Flaky Aspie rant
My friend and I both have a lot of autistic traits. It makes friendship such hard work. In fact if it wasn't so annoying and infuriating, it would be funny.
Has anyone else tried this kind of dual autistic friendship and have some advice or stories?
I've been very flaky* in the past and never been good at maintaining friendships because I never realised or wanted to put in the effort required. Now I sometimes try. [* Flaky: unreliable, avoidant, prone to cancelling at the last minute - that kind of flaky]
So I have this friend who is a lot like me. We are eccentric in many of the same ways. The one annoying thing is when I want to hang out. I suggest something and get an enthusiastic response, then dead silence when I try to organise when and where. The other thing is getting no response at all. The good thing about your average NT is that mostly they tell you if they don't want to or can't or want to cancel. My flaky Aspie friend just goes quiet until the time has passed then gets back in contact eventually.
What's funny about this is that I have done this to people in the past, so I know exactly what's going on and that I'm getting a big dose of my own medicine.
I want to be that friend I never had when I was flaky. This would be a friend who understands how I am and doesn't take personal offence at my flakiness but just absorbs it without worrying and is still glad to see me the next week.
But I am finding out, on the other side, that when you take a chance to initiate something it's really painful to be ignored and have no control over things like when the friendship will resume and whether you'll spend any time together.
So there's my rant. It's so frustrating My choices are to take it and feel angry and hurt like this, or to quietly exit our friendship and be just like all those failed NT friends I've had in the past. I'm annoyed that I even invested enough into this friendship to start having silly NT reactions like feeling hurt. This stupid friendship is turning me into a big fat NT marshmallow. I hate it!
The moral of my story is this: Be nice to your friends if you are lucky enough to have one or more. If there is a friend you're avoiding because of some imagined anxiety, be brave and get in touch. Don't do this to your friends. Good friends hurt when you ignore, avoid or flake out on them.
Yeah, I've kinda been in this situation, we both ended up majorly pissing each other off. One time he listed the reasons why I annoyed him and a lot of them were my aspie traits. And the reasons why he annoyed him, id say was not so much his aspie traits but his aspieness probably did play a part in this. Aspie or not, he was an jerk, idiot whatever. Yeah that didnt go down so well.
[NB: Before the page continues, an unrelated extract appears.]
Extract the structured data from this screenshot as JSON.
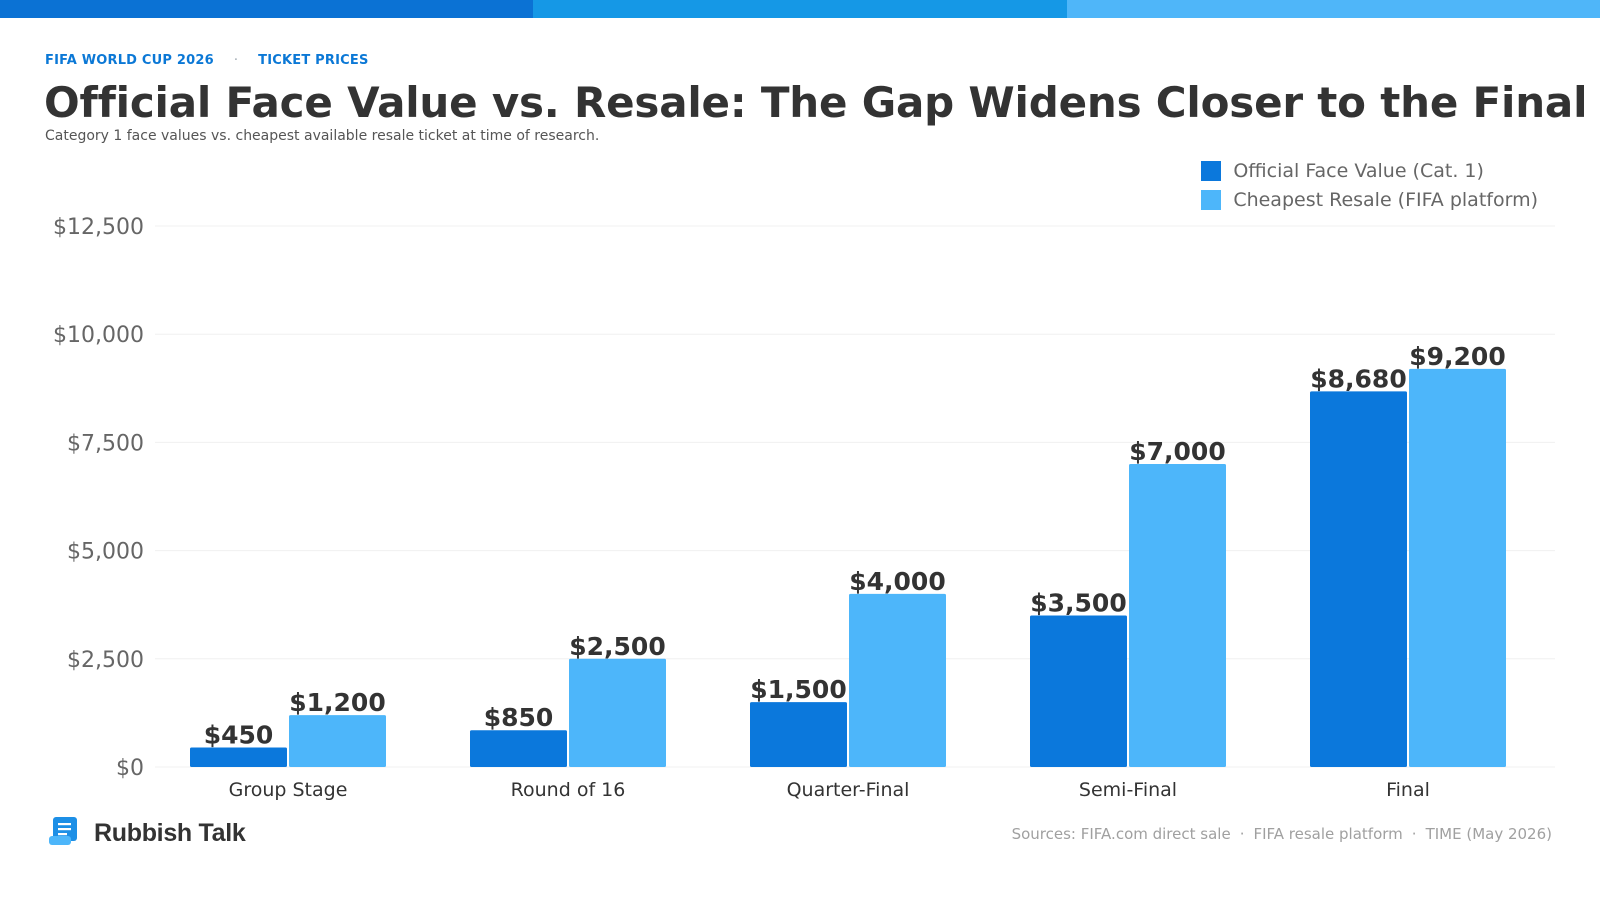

I was friends with another aspie in the past. Our friendship was ehh rather dry and the connection was somewhat forced. Our aspieness kept us from making a true connection. I look back on things, he was defiantly more severely aspie then I am, considering this age. He admitted to that. I think by now I probably surpassed him even tho Im much younger then him.
Yeah, getting a dose of your own medicine. Happened to me too. Like karma!
I also used to disappear on people, and now it upsets me when others do that, although at least I understand why that happens and sometimes I don't get upset too much. Just a little bit.
I used to avoid responsibilities, expect others to do certain things, without letting them know that I am not going to do this or that, so someone else needs to do it instead of me. Now I'm getting a dose of that too.
And generally, I used to think that if there's something that I don't want to do, then I don't have to do it. Now, in a relationship, I've learned the need to think differently.
But what frustrates me the most, is that I HAVE learned these things eventually, but my partner still hasn't, and refuses to learn, even though I repeatedly ask him to. And even worse, my partner is less of an aspie than I am... Shouldn't it be easier for him?
[...]
The moral of my story is this: Be nice to your friends if you are lucky enough to have one or more. If there is a friend you're avoiding because of some imagined anxiety, be brave and get in touch. Don't do this to your friends. Good friends hurt when you ignore, avoid or flake out on them.
Have you ever had a conversation with your friend about this issue? If so, how did it go?